DCount = pd.concat([D06,D07,D08,D09],axis=1) #concat each of the booleans for June-Sept
df['DCount'] = DCount.sum(axis=1) #add the number of summer months with deficit moisture 
Didx = df.DCount >=2 #boolean index of two or more months
DFdf = df.loc[Didx] # dataframe with years that have at least 2 or more summer months of deficit moisture 

#Excess Moisture Year in Summer Season
W06 = df.PDSI6 > 0
W07 = df.PDSI7 > 0
W08 = df.PDSI8 > 0
W09 = df.PDSI9 > 0

WCount = pd.concat([W06,W07,W08,W09],axis=1) #concat each of the booleans for June-Sept
df['WCount'] = WCount.sum(axis=1) #add the number of summer months with excess moisture
Widx = df.WCount >=2 #boolean index of two or more months
Wdf = df.loc[Widx] # dataframe with years that have at least 2 or more summer months of excess moisture 

Wdf.head(5)

Unnamed: 0,Year,Sor_Yield,Corn_Yield,PCP1,PDSI1,PCP2,PDSI2,PCP3,PDSI3,PCP4,...,PDSI9,PCP10,PDSI10,PCP11,PDSI11,PCP12,PDSI12,PCP,DCount,WCount
0,2018,91.599998,106.5,0.63,-0.55,0.42,-0.53,0.59,-1.03,1.09,...,0.11,3.31,1.53,0.59,1.43,1.63,2.34,24.61,0,4
1,2017,81.5,107.800003,1.03,0.46,0.05,-0.57,2.11,0.06,2.25,...,2.17,1.78,2.4,0.1,-0.54,0.09,-0.78,24.55,0,4
2,2016,91.900002,103.400002,0.12,-0.25,0.87,-0.06,0.39,-0.84,5.59,...,1.69,0.05,-0.79,0.33,-1.25,0.47,-0.01,21.07,0,4
7,2011,76.300003,78.0,0.37,-0.72,0.5,-0.61,0.67,-0.95,2.07,...,0.64,3.05,1.71,0.45,1.42,0.61,1.44,22.93,1,3
8,2010,81.0,83.400002,0.12,4.84,0.41,4.53,2.02,4.7,3.36,...,4.71,0.32,-0.48,0.37,-0.66,0.24,-0.75,19.6,0,4


**Export a csv for the NW crop reporting district**
1. NWdf as the entire set of NW data
2. NWDF as NW deficit moisture data
3. NWWDf as NW excess moisture data

In [19]:
df.to_csv('NWdf.csv', index=False) # entire dataset
DFdf.to_csv('NWDFdf.csv', index=False) # summers with deficit moisture
Wdf.to_csv('NWWdf.csv', index=False) # summers with excess moisture 

**Sources** <br/>
McCabe Jr, G. J., Wolock, D. M., Hay, L. E., & Ayers, M. A. (1990).
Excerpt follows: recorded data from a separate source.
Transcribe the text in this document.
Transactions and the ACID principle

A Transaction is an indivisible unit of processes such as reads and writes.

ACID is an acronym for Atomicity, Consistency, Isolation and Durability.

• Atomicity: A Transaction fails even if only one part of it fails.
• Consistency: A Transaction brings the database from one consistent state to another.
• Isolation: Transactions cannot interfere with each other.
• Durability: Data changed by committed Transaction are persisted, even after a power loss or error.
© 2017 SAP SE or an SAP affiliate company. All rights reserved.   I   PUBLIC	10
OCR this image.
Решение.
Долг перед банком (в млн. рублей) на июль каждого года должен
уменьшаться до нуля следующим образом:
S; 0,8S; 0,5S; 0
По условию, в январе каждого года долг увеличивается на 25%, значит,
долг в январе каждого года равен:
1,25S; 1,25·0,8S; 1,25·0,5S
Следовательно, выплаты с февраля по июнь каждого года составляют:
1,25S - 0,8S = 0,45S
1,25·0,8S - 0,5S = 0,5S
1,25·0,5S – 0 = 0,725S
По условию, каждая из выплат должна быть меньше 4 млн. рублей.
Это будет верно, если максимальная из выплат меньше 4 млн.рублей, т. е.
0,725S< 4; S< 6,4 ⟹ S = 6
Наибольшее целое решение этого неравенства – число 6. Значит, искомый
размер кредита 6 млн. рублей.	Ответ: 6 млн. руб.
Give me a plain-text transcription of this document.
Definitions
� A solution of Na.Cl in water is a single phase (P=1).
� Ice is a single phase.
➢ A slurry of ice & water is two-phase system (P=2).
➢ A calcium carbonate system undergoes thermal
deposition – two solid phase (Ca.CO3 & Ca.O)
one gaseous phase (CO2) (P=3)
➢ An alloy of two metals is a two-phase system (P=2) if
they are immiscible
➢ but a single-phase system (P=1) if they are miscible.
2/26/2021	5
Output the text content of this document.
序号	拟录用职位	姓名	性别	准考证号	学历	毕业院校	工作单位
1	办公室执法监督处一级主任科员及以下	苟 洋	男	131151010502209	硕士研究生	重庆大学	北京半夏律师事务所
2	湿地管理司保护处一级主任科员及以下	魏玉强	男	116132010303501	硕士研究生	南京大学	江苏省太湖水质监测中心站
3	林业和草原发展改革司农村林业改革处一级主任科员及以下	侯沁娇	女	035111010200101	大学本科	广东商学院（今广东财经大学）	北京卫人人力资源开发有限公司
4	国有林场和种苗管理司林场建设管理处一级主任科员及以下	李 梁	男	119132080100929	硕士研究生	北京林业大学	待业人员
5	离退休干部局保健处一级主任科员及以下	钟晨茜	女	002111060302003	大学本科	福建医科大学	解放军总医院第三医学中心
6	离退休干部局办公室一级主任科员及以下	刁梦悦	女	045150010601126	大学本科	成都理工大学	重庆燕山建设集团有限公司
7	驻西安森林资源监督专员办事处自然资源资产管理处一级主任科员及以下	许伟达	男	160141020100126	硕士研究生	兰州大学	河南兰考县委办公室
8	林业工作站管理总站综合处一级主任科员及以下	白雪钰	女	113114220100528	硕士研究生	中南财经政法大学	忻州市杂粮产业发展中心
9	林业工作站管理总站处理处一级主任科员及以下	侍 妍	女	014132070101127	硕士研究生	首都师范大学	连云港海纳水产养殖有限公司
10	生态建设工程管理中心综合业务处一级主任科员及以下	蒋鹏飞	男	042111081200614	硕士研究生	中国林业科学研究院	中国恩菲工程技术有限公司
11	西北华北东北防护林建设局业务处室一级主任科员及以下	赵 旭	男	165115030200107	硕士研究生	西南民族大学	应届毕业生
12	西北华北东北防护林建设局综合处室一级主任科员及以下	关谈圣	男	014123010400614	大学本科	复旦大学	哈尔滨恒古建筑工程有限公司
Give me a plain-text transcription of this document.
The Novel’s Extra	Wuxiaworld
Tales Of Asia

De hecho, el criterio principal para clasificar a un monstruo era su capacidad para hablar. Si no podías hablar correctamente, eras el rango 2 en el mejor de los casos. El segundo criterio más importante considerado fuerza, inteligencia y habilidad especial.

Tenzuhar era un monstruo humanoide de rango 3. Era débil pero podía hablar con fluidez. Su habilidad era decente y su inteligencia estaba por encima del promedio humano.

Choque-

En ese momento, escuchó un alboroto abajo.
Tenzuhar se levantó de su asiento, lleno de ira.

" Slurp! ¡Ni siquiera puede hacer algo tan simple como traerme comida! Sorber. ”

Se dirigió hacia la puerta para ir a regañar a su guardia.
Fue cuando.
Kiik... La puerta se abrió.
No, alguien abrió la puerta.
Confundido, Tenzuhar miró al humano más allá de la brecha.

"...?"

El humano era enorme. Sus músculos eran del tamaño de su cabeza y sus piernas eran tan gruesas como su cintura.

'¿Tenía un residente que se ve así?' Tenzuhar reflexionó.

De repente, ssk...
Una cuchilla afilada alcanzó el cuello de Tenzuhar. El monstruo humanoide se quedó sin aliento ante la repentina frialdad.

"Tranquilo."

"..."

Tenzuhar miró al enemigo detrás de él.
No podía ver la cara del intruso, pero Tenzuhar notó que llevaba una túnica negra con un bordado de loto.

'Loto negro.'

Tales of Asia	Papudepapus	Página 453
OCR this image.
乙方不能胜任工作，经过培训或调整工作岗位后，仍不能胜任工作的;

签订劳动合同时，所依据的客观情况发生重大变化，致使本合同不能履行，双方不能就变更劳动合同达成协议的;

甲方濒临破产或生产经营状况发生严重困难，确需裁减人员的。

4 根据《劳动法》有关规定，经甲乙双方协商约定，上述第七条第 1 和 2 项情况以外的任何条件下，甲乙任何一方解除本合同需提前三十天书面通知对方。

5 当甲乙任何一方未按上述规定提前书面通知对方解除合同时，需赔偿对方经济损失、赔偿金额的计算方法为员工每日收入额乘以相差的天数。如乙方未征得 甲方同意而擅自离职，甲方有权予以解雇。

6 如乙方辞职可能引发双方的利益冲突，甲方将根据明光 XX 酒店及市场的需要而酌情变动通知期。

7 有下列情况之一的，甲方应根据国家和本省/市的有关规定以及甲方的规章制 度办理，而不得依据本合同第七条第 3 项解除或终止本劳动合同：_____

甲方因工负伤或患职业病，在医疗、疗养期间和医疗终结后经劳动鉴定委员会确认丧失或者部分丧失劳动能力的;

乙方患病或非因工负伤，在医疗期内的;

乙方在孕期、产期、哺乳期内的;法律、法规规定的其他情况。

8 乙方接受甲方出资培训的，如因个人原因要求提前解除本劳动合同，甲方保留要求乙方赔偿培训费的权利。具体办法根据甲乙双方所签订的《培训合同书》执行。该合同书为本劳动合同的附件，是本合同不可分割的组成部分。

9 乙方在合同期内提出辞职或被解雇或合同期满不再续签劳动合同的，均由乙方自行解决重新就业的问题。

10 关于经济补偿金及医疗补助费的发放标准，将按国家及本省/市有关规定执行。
EFFECTS OF CLIMATIC CHANGE ON THE THORNTHWAITE MOISTURE INDEX 1. JAWRA Journal of the American Water Resources Association, 26(4), 633-643. <br/>

Thornthwaite, C.W. (1948) An Approach toward a Rational Classification of Climate. Geographical Review, 38, 55-94.